The honest thing: the resort's scale can feel disorienting. It's a small village unto itself, with covered walkways and underground passages connecting the hotels, and on your first day you will get lost at least twice. Signage exists but assumes a familiarity you don't yet have. I ended up in the conference center trying to find the pool. A staff member redirected me with the gentle patience of someone who does this twelve times a day.

Dining leans formal. The RitzCoffier serves French-Swiss cuisine that's technically impressive but slightly stiff — the kind of restaurant where you feel like you should have ironed your shirt. Sharq, the Lebanese restaurant, is better for an actual relaxed evening; the mezze platter is generous and the hummus is startlingly good for a mountaintop in central Switzerland. For breakfast, the buffet in the Verbena restaurant is excessive in the way that Swiss hotel breakfasts are: six types of bread, a Birchermüesli station, eggs cooked to order, and a man slicing Bündnerfleisch with the focus of a surgeon. I watched him for longer than was socially appropriate.

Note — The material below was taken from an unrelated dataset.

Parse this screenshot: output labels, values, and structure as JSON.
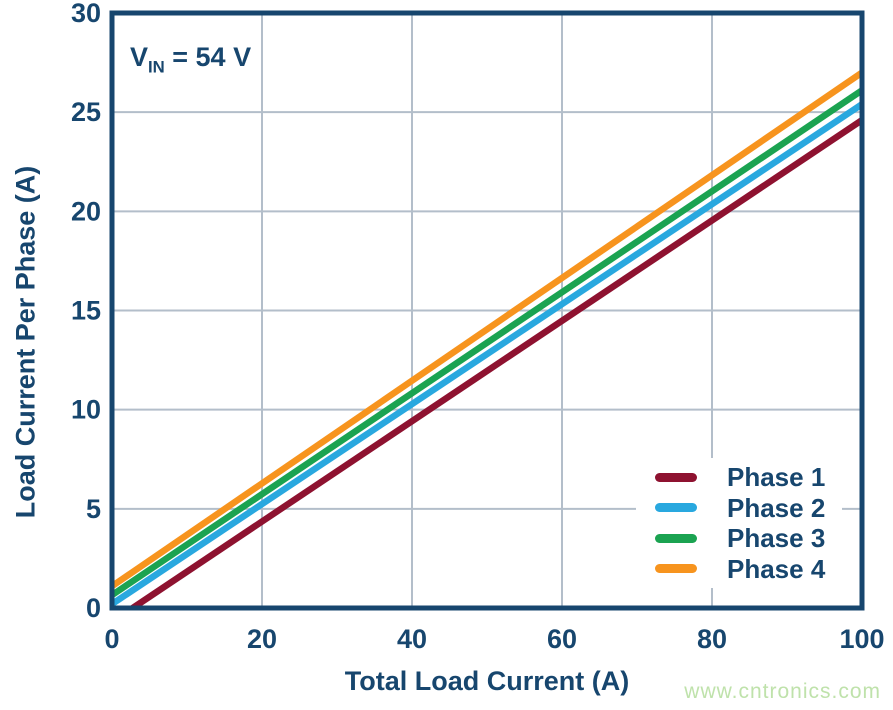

Walk the Felsenweg — the cliff path that runs from the resort to the Hammetschwand Lift. It takes about twenty minutes each way, it's carved directly into the rock face, and at several points you're walking through short tunnels blasted out of the mountain in the 1900s. The path is flat and paved, manageable for anyone in decent shoes, and the views are so relentlessly beautiful they start to feel like a personal affront. You pass a small chapel built into a rock alcove. There are fresh wildflowers in a jar on the altar. Someone is maintaining this.

Walking back down

On the morning I leave, the lake is socked in with fog. The mountains have disappeared. The funicular descends through cloud so thick the trees look like charcoal sketches, and by the time I reach Stansstad the whole plateau has vanished above me, as if it was never there. The postbus to Lucerne takes twenty-two minutes. A woman boards at Stans with a crate of apples and sets them on the seat beside her like a passenger. The bus rounds the lake. Lucerne appears — its bridges, its painted buildings, its tourists posing with swans. It feels like a different country from the one I just left, and it's twelve kilometers away.

Rooms at the Bürgenstock Hotel start around 1.024 $ per night in summer, which buys you the view, the spa, the cliff path, and the strange luxury of total silence at 874 meters. The resort shuttle runs to Lucerne's lakefront, or you can take the funicular down to the boat dock and catch a steamer across the lake — the slower, better way to arrive and the harder way to leave.